# Started out as a good idea....



## MyaLover (Dec 10, 2007)

Then it got creepy.  I hate it but its funny thought id share the laughter


----------



## spiffybeth (Dec 10, 2007)

i think you did a great job. if you can, reshoot it with the mouth hanging down. 

what didnt you like about it?

btw, the eyes look great.


----------



## MyaLover (Dec 10, 2007)

i dont know, i just think its stupid hahahaha  and creepy!


----------



## Double H (Dec 10, 2007)

I know your profile says it's not ok to edit your pics, however, I felt my point would be better taken with an example. I think if you re-shot the pic with your mouth open, it would take away from the "fakeness" you are looking for. If you photoshooped the mouth open, it would help get your idea across better.

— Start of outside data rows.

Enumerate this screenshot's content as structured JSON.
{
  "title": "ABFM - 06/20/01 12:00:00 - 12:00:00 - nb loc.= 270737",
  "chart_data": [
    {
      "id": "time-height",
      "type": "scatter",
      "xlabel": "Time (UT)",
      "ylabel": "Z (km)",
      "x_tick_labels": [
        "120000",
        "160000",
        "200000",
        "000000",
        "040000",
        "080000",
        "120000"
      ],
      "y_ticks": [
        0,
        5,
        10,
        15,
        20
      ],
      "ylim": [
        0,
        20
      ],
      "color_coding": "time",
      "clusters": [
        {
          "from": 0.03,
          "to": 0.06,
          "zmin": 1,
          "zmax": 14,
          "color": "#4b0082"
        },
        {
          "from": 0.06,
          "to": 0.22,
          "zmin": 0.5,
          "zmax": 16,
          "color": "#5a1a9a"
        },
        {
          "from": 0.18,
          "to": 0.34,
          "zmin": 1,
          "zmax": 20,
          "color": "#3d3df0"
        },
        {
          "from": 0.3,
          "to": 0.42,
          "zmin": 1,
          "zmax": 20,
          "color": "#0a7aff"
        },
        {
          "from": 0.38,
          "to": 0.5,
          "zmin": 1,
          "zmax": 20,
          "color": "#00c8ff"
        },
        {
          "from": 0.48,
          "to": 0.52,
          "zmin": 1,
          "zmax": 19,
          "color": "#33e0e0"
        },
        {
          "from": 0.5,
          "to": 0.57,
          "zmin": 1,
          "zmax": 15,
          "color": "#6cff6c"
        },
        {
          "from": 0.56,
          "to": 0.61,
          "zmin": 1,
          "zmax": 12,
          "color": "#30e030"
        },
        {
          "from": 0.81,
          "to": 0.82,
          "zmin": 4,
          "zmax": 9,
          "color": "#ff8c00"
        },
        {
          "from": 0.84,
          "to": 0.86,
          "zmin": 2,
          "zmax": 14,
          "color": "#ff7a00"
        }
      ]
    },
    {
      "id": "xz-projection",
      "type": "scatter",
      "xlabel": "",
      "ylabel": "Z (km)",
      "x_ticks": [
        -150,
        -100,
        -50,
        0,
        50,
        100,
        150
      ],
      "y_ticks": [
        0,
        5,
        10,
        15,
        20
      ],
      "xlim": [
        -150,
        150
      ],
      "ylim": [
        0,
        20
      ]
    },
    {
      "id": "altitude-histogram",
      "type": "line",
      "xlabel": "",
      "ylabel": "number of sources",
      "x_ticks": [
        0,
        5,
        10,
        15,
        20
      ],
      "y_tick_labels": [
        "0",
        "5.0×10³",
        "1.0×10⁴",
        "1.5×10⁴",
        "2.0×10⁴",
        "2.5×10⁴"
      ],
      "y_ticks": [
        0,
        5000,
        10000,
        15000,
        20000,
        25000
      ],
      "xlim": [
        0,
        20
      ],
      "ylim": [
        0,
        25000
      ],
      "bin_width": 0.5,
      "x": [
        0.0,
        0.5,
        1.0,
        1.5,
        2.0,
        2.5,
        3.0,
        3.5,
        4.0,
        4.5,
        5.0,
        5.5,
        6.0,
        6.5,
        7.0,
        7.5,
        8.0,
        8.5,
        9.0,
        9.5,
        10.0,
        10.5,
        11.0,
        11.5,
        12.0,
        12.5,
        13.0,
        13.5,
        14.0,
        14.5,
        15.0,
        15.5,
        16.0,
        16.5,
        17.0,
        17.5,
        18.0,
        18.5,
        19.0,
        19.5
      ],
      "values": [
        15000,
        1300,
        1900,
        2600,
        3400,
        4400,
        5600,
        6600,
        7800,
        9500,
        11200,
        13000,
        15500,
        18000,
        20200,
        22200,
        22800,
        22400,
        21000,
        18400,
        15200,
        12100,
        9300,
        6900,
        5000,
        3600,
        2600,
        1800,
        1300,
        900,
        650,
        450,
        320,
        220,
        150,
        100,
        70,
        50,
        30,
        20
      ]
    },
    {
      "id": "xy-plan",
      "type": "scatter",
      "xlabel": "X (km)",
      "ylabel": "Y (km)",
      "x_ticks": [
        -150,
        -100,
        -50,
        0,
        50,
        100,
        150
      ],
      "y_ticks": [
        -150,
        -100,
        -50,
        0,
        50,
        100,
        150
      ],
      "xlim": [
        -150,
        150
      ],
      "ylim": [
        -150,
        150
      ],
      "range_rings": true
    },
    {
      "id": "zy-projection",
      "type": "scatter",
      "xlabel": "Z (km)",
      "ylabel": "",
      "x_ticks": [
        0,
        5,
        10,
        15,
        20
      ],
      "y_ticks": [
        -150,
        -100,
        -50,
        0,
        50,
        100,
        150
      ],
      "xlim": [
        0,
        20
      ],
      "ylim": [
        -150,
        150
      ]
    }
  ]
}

So here goes (I hope I don't get banned for this)


----------



## MyaLover (Dec 10, 2007)

AHAHAHAHAA!!  I LOVE it!!  its ok to edit them I dont mind.  Thanks for the edit!!  Im going to try it


----------



## Double H (Dec 11, 2007)

MyaLover said:


> AHAHAHAHAA!!  I LOVE it!!  its ok to edit them I dont mind.  Thanks for the edit!!  Im going to try it



Glad you like it. I think an animated gif is in order. The mouth, and the eyes could be moving. How fun!?


----------



## ga_shooter (Feb 1, 2008)

[/quote]
WOWOWOWOWOWOWOW!!! That is truly creepy, but in a good way.


----------



## logan9967 (Feb 1, 2008)

please animated gif!


----------